A Banker is a fellow who lends you his umbrella when it’s sunny and wants it back when it rains”. Mark Twain, the American author and humourist’s pithy observation suggests bankers are an irrational, mercurial tribe. Not really! It’s perfectly sensible for you — banker or not — to want your umbrella back when it starts to pour.
For some time now, bankers have been out to do so; they have been wet and out in the cold for far too long that some suffer from a bad bout of pneumonia. There’s only one way to describe fiscal 2015 for them — annus horribilis. The expression is in Latin, but what was spoken between bankers and India Inc., for the most part, was Greek to both.

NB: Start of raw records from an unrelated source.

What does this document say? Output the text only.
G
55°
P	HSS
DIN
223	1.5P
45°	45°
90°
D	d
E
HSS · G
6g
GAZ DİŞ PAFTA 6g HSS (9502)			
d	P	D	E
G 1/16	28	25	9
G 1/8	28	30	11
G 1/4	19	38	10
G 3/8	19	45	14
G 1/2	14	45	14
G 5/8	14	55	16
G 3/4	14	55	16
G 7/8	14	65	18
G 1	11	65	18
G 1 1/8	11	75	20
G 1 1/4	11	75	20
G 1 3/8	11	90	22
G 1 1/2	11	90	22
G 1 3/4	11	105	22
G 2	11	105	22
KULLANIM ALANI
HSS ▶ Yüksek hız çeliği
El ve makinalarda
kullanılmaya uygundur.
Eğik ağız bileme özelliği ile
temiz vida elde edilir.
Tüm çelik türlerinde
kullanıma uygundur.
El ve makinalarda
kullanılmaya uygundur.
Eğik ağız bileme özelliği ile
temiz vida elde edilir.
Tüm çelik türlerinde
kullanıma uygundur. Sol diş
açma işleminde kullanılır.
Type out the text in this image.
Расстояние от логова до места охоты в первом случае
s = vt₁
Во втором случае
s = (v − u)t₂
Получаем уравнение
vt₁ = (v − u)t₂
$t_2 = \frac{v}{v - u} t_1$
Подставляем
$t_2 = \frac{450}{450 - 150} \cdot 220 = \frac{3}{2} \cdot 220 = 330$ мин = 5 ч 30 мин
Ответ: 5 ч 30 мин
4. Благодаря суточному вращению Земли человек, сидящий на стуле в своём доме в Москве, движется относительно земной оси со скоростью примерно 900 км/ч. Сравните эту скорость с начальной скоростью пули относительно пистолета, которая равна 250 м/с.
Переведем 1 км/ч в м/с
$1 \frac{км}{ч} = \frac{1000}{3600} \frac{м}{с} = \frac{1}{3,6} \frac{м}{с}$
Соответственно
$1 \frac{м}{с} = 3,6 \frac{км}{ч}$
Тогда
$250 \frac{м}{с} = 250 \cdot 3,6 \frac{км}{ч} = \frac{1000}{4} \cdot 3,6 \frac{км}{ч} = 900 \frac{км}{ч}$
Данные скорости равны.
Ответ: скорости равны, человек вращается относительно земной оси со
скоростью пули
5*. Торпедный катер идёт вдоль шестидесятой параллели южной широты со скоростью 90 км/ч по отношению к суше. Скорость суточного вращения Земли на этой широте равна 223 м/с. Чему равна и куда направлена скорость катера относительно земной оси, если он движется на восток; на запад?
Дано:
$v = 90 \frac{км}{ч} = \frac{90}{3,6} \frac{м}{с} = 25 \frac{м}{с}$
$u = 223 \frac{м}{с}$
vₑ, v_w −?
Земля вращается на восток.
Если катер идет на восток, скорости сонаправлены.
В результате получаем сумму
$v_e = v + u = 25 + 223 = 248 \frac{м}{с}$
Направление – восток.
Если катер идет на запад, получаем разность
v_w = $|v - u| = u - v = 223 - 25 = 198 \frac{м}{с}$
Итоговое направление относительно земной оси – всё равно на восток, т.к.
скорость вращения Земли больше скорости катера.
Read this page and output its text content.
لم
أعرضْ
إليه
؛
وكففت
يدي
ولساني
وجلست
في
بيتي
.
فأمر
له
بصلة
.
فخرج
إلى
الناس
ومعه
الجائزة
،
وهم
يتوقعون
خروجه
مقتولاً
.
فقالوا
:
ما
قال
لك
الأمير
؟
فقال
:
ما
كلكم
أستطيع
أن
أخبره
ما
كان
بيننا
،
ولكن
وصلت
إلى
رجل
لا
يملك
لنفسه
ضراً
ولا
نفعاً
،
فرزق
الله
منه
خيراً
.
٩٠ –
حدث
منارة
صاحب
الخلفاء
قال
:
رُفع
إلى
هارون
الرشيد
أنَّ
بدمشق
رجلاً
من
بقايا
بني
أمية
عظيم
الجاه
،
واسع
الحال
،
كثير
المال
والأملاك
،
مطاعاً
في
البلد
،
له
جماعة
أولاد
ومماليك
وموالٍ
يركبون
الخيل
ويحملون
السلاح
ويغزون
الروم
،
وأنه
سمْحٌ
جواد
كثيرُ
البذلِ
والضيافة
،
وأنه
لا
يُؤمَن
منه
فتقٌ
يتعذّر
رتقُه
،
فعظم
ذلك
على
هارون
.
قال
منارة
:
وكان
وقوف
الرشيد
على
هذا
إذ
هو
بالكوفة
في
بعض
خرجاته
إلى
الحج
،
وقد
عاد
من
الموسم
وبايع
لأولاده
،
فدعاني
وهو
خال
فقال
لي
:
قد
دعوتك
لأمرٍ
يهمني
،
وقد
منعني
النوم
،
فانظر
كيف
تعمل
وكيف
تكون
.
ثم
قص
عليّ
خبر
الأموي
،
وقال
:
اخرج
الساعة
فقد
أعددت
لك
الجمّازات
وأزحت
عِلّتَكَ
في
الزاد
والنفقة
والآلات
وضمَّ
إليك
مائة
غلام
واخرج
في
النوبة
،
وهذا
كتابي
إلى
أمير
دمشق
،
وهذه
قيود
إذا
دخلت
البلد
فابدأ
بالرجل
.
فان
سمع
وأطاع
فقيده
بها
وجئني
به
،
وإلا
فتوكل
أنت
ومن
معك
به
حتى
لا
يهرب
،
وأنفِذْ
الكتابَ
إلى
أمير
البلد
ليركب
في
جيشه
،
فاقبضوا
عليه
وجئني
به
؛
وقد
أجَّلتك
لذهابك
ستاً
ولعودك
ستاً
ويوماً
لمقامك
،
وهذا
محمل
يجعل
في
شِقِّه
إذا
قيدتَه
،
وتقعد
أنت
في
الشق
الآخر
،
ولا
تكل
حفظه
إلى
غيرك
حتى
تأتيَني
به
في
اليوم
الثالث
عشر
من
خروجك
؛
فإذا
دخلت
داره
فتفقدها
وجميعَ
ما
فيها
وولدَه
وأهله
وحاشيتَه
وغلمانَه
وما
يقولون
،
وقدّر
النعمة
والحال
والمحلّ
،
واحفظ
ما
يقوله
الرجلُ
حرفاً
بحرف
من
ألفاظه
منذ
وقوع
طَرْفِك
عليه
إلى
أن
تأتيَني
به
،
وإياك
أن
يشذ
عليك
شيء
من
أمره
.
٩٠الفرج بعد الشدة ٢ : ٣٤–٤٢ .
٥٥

We will come to it in a bit, but first: the quicksand banks were caught in the fiscal gone by (and will continue to be in for a while).
Bank balance sheets shrunk, a trend that’s been on since 2011-12. On the credit side, it was reflective of the fall in industrial growth, poor earnings reported by clients, a flight to safety on the part of banks given the uptick in dud-loans and governance concerns. If you were to look at it bank-group wise, state-run banks did not grow their books, but private and a few foreign banks (the stable among the full-service players and a few niche, wholesale players among them) did show an appetite for credit — on a selective basis that is. At the industry level, it’s what state-run banks do or don’t that matters — they account for 76 per cent of the business.